The lawyer explained that his organisation counsels couples and also helps facilitate divorce for domestic violence victims that want to leave but can’t afford the legal fees. He noted that another initiative called ‘Just Before You Say I Do’, was recently launched to basically give advice to singles who want to make decisions concerning marriage.
“We have been going to tertiary institutions to educate them about the mistakes people make while choosing life partners. I usually advise them by drawing from my 20 years experience in marriage,” he said.
Recalling the number of people he had buried so far, Omotebi said 2018 was a sad year for members of the organisation as there was no month that at least two people were not buried. “Each partner kept thinking the other would change until their death.” he stated.
He explained that there are no new issues affecting marriages other than the ones already in existence and lamented that the statistics of people that have succumbed to domestic violence keeps rising yearly.
“The issue is that couples don’t know these problems and have not been taught how to handle them, so they keep making the same mistakes and end up same way.
“The statistics we have showed that two out of five marriages end up being violent. Also from the Ikoyi registry, it was gathered that out of about 2.5 million marriages held in the last 10 years, over 600, 000 did not survive the second year. Ten per cent of the rest suffered violence that led to death or injury. We found out that two out of five marriages suffer domestic violence and abuse in the first year, meaning that there is high level of failure in marriages.
“In Badagry Registry, between January and September 2016, there were 30,000 reported cases of failed marriages. These are just the reported cases. You can imagine the unreported cases. I am tired of separating and settling issues in marriages. There was a time we had to pass through a window to rescue a woman locked in the toilet by her husband. The man went out to buy petrol to burn the house. After whisking her out of the house, the husband followed her until we were able to take her to a place where he could not reach her again. He went ahead to burn all her things.
“There was a time we had to provide security for a woman in the hospital because the husband was not satisfied with the beating he already gave her.

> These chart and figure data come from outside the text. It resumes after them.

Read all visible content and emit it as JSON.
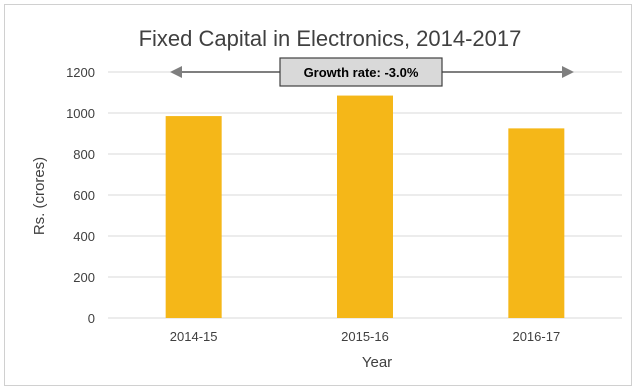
{
  "chart_data": {
    "type": "bar",
    "title": "Fixed Capital in Electronics, 2014-2017",
    "xlabel": "Year",
    "ylabel": "Rs. (crores)",
    "categories": [
      "2014-15",
      "2015-16",
      "2016-17"
    ],
    "values": [
      985,
      1085,
      925
    ],
    "ylim": [
      0,
      1200
    ],
    "yticks": [
      0,
      200,
      400,
      600,
      800,
      1000,
      1200
    ],
    "ytick_labels": [
      "0",
      "200",
      "400",
      "600",
      "800",
      "1000",
      "1200"
    ],
    "grid": true,
    "legend": "none",
    "bar_color": "#f5b718",
    "annotation": "Growth rate: -3.0%"
  },
  "colors": {
    "bar": "#f5b718",
    "grid": "#d9d9d9",
    "arrow": "#7f7f7f",
    "annotation_fill": "#d9d9d9"
  }
}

We have buried so many people that we just have to start teaching the younger generation. We need to do this so that they will not have to declare war on themselves,” he stated.

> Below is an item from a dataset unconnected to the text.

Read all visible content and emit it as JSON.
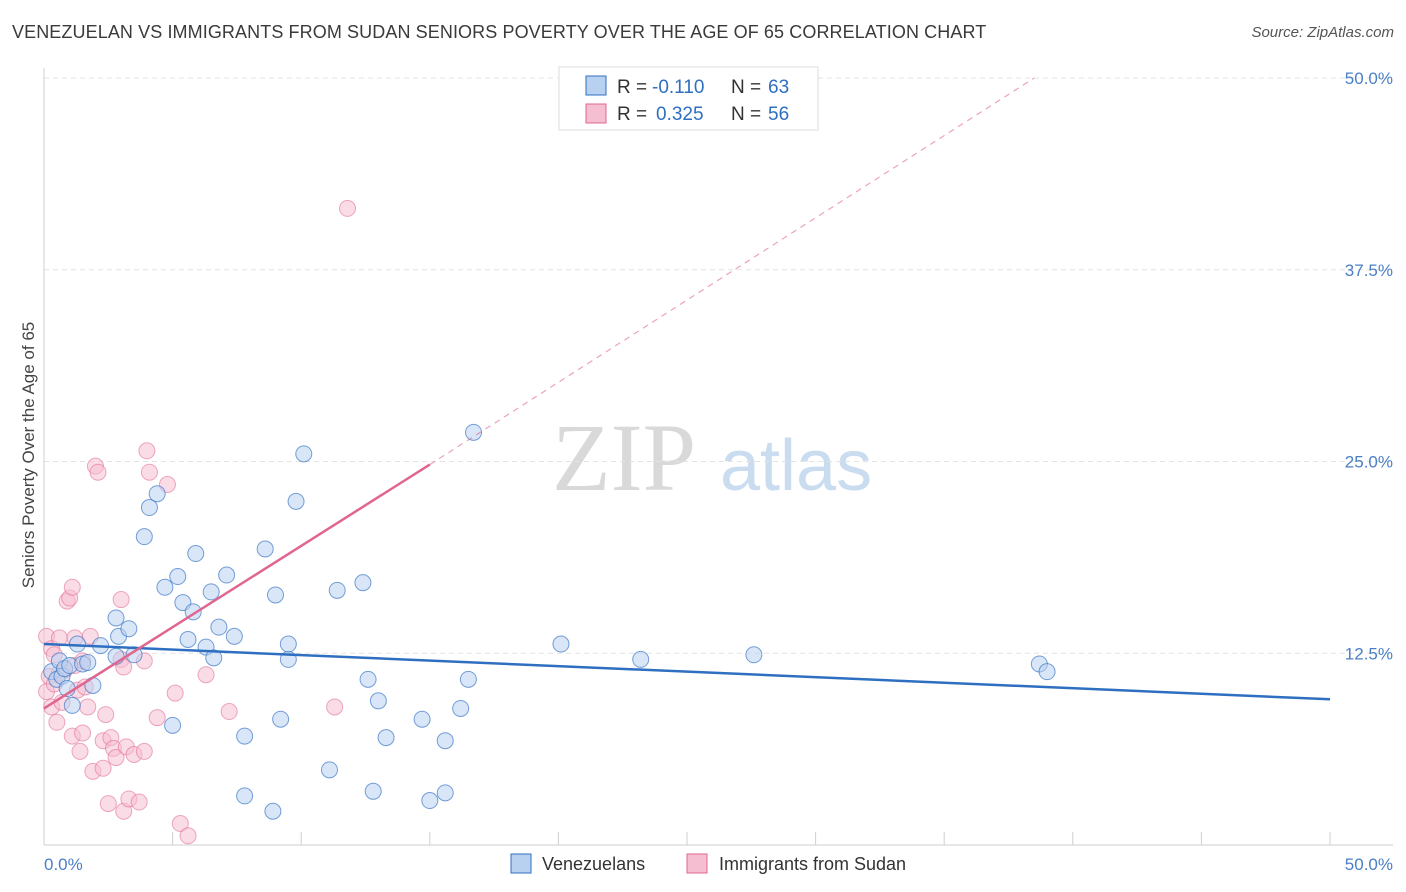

Omosebi advised singles to push aside spirituality when it comes to choosing a life partner, stressing that it remains the biggest cause of broken homes across the country.
“Last year alone, the Lagos State Domestic and Sexual Violence Response Team, recorded over 3,000 domestic violence cases and about 100 violence related deaths. When we put all the figures together, we discovered that more marriages are failing. It was discovered that Christian marriages are more affected. Now, we are saying that God is the biggest reason for failed marriages in Nigeria. Nigerians spiritualise relationship and it is the biggest problem. They close their eyes to a bad character and depend on prayers. There is nowhere it is stated in the scripture that God told anybody who to marry. It is the person’s responsibility to look for a good woman. Character is the essence and building block of a lasting marriage not religion.”

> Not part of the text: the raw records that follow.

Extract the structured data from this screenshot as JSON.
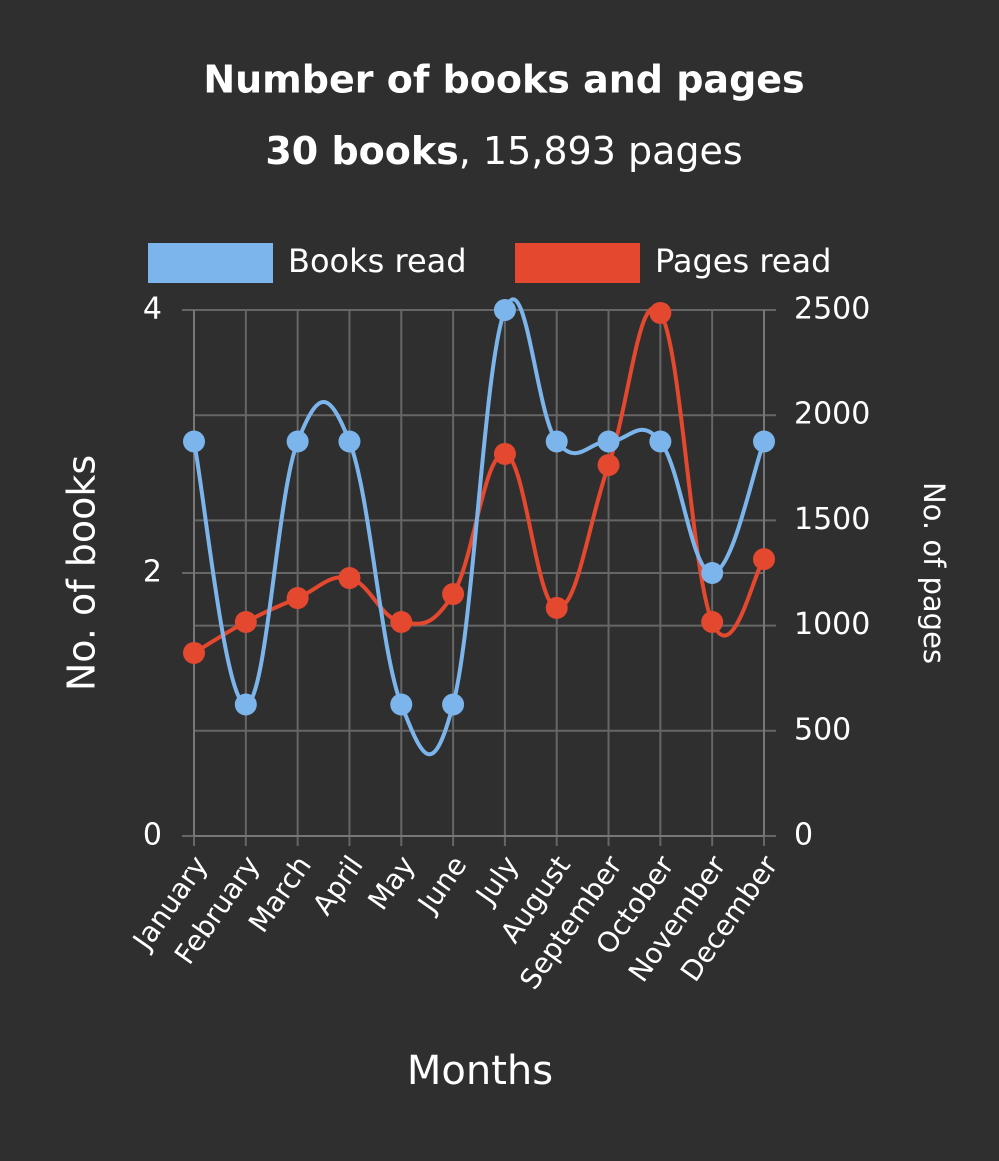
{
  "chart_data": {
    "type": "line",
    "title": "Number of books and pages",
    "subtitle": {
      "bold": "30 books",
      "rest": ", 15,893 pages"
    },
    "x_label": "Months",
    "y_label": "No. of books",
    "y2_label": "No. of pages",
    "categories": [
      "January",
      "February",
      "March",
      "April",
      "May",
      "June",
      "July",
      "August",
      "September",
      "October",
      "November",
      "December"
    ],
    "series": [
      {
        "name": "Books read",
        "color": "#7cb5ec",
        "values": [
          3,
          1,
          3,
          3,
          1,
          1,
          4,
          3,
          3,
          3,
          2,
          3
        ]
      },
      {
        "name": "Pages read",
        "color": "#e4482f",
        "axis": "y2",
        "values": [
          870,
          1017,
          1131,
          1226,
          1017,
          1150,
          1816,
          1084,
          1763,
          2486,
          1017,
          1316
        ]
      }
    ],
    "ylim": [
      0,
      4
    ],
    "yticks": [
      0,
      2,
      4
    ],
    "y2lim": [
      0,
      2500
    ],
    "y2ticks": [
      0,
      500,
      1000,
      1500,
      2000,
      2500
    ],
    "grid": true,
    "smooth": true,
    "legend": "top"
  }
}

Speaking on how he counsels singles about marriage and why he focuses on tertiary institutions, Omosebi said he preaches while counselling the students.
“We chose tertiary institutions because they are organised settings and probably the best place to meet learned or naive youth. It is a setting that has the highest number of youth. We will keep doing this until there is adequate orientation about domestic violence, even if it takes 20 years,” he stated.
The lawyer maintained that there is little anyone can do to prevent domestic violence.
“There is a limit to what the government can do to prevent increase in divorce and domestic violence because they can’t choose a spouse for anyone. We on our part can only orientate. Some men travel abroad and marry a white woman. Even though the government knows the motive behind the marriage, as long as their citizens agree to the union, they would allow the marriage to be consummated. If the government stops the marriage, the woman has been denied her fundamental human right. There is also a limit to what parents can do to determine the person their children want to marry, as long as the person involved is not underage.”